W tym artykule nie poruszę tematu odsetek w przypadku braku zapłaty nawet w tych wydłużonych terminach. O tym, jak napisać pozew o odsetki ustawowe za opóźnienie w transakcjach handlowych, dowiesz się z mojego drugiego bloga.
Czyn nieuczciwej konkurencji
Możesz się dziwić, dlaczego na blogu poświęconym nieuczciwej konkurencji zajmuję się tematem odsetek ustawowych.
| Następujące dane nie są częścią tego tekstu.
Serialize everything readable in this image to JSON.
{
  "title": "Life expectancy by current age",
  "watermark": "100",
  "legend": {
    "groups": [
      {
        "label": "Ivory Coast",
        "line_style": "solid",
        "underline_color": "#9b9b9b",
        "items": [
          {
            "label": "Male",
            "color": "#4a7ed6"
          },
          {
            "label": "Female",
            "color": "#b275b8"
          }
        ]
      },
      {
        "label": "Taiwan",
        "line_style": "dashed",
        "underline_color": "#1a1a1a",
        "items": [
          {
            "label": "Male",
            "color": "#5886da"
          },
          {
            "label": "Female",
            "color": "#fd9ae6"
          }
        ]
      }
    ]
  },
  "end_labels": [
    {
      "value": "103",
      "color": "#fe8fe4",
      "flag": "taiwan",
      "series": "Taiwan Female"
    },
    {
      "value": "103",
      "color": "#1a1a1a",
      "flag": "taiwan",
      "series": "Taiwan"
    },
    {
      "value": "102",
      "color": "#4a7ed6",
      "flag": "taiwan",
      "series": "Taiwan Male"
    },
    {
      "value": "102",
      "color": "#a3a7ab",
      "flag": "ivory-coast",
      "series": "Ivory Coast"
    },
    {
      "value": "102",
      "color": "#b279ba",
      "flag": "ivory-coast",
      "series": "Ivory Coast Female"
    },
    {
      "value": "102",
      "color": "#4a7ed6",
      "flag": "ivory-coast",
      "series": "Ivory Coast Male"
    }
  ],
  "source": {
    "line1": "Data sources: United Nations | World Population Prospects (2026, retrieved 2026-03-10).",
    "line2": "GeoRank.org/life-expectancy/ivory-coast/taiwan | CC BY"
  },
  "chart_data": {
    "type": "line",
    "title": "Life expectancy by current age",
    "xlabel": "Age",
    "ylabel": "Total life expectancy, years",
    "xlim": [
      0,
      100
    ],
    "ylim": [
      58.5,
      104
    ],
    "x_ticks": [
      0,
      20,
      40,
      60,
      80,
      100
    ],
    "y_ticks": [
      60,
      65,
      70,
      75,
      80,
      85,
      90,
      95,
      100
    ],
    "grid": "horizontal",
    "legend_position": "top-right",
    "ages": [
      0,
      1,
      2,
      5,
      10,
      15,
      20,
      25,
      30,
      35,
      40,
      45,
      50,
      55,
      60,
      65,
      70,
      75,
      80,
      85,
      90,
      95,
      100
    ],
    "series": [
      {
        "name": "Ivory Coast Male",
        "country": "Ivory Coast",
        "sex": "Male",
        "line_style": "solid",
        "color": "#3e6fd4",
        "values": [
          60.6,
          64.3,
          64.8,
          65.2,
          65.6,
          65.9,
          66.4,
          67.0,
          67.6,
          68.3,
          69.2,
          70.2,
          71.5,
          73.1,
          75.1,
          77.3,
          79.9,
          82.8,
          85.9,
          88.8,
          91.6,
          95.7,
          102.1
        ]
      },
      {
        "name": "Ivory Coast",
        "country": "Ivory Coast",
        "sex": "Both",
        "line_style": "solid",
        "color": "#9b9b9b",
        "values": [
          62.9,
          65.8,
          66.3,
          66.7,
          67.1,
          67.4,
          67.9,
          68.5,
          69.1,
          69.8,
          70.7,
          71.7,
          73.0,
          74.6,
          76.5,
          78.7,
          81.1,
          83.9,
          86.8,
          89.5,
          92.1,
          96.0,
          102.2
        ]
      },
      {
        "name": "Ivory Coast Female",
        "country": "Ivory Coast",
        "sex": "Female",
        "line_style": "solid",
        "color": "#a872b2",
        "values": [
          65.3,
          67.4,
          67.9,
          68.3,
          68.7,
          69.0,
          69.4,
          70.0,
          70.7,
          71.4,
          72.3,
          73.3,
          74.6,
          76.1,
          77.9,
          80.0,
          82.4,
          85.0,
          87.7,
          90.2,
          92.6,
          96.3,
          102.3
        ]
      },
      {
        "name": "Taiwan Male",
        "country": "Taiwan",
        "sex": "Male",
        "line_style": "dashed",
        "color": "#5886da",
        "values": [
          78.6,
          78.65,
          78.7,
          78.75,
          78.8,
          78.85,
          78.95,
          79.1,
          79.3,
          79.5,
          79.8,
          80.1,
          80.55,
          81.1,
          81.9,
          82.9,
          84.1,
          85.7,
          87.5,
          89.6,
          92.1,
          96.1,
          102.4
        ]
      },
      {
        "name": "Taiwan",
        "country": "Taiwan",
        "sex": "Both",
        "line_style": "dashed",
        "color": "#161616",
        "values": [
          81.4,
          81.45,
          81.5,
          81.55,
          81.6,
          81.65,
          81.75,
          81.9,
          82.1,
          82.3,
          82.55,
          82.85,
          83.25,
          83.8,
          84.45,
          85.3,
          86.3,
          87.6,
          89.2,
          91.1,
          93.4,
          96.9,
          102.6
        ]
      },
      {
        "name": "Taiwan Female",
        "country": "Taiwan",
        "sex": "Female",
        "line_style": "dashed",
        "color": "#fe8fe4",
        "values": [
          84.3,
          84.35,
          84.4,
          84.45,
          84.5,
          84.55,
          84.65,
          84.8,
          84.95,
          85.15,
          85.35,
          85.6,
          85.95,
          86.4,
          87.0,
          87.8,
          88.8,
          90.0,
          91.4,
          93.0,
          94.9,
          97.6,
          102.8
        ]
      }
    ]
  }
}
To dość długie wyjaśnienie było potrzebne, aby dojść w końcu do najważniejszej rzeczy, o której chciałem napisać.
Od 1 stycznia 2020 r. nieuzasadnione wydłużanie terminów zapłaty to również czyn nieuczciwej konkurencji. Czynem takim jest bowiem nieuzasadnione wydłużanie terminów zapłaty za dostarczone towary lub wykonane usługi. Czyn ten polega m.in. na naruszeniu przepisów ustawy o przeciwdziałaniu nadmiernym opóźnieniom w transakcjach handlowych.
Uznanie wydłużania terminów zapłaty za czyn nieuczciwej konkurencji daje poszkodowanym nowe narzędzia obrony. Poszkodowani będą mogli bowiem skorzystać z roszczeń przewidzianych w ustawie o zwalczaniu nieuczciwej konkurencji. A o tym, jakie to są roszczenia, możesz dowiedzieć się z darmowego e-booka.
Jest jednak jeszcze jedna istotna rzecz. Łatwo sobie wyobrazić sytuację, w której przedsiębiorca, niezasadnie wydłużając terminy zapłaty wobec swoich dostawców, osiąga przewagę rynkową wobec konkurentów. Jeśli na rynku działa kilka firm, a jedna z nich nieuczciwie wydłuża umowne terminy zapłaty, to może dłużej obracać pieniędzmi. Coś na kształt kredytu kupieckiego. Ale teraz takie działanie to czyn nieuczciwej konkurencji również wobec konkurentów. Również zatem i konkurenci będą mogli skutecznie walczyć z nieuczciwym przedsiębiorcą.
Jest to stosunkowo nowy przepis i z niecierpliwością czekam na wyroki sądów w tym temacie. Może wreszcie termin zapłaty faktury nie będzie wydłużany. Bo po prostu nie będzie się to opłacać. Wiem, marzyciel ze mnie.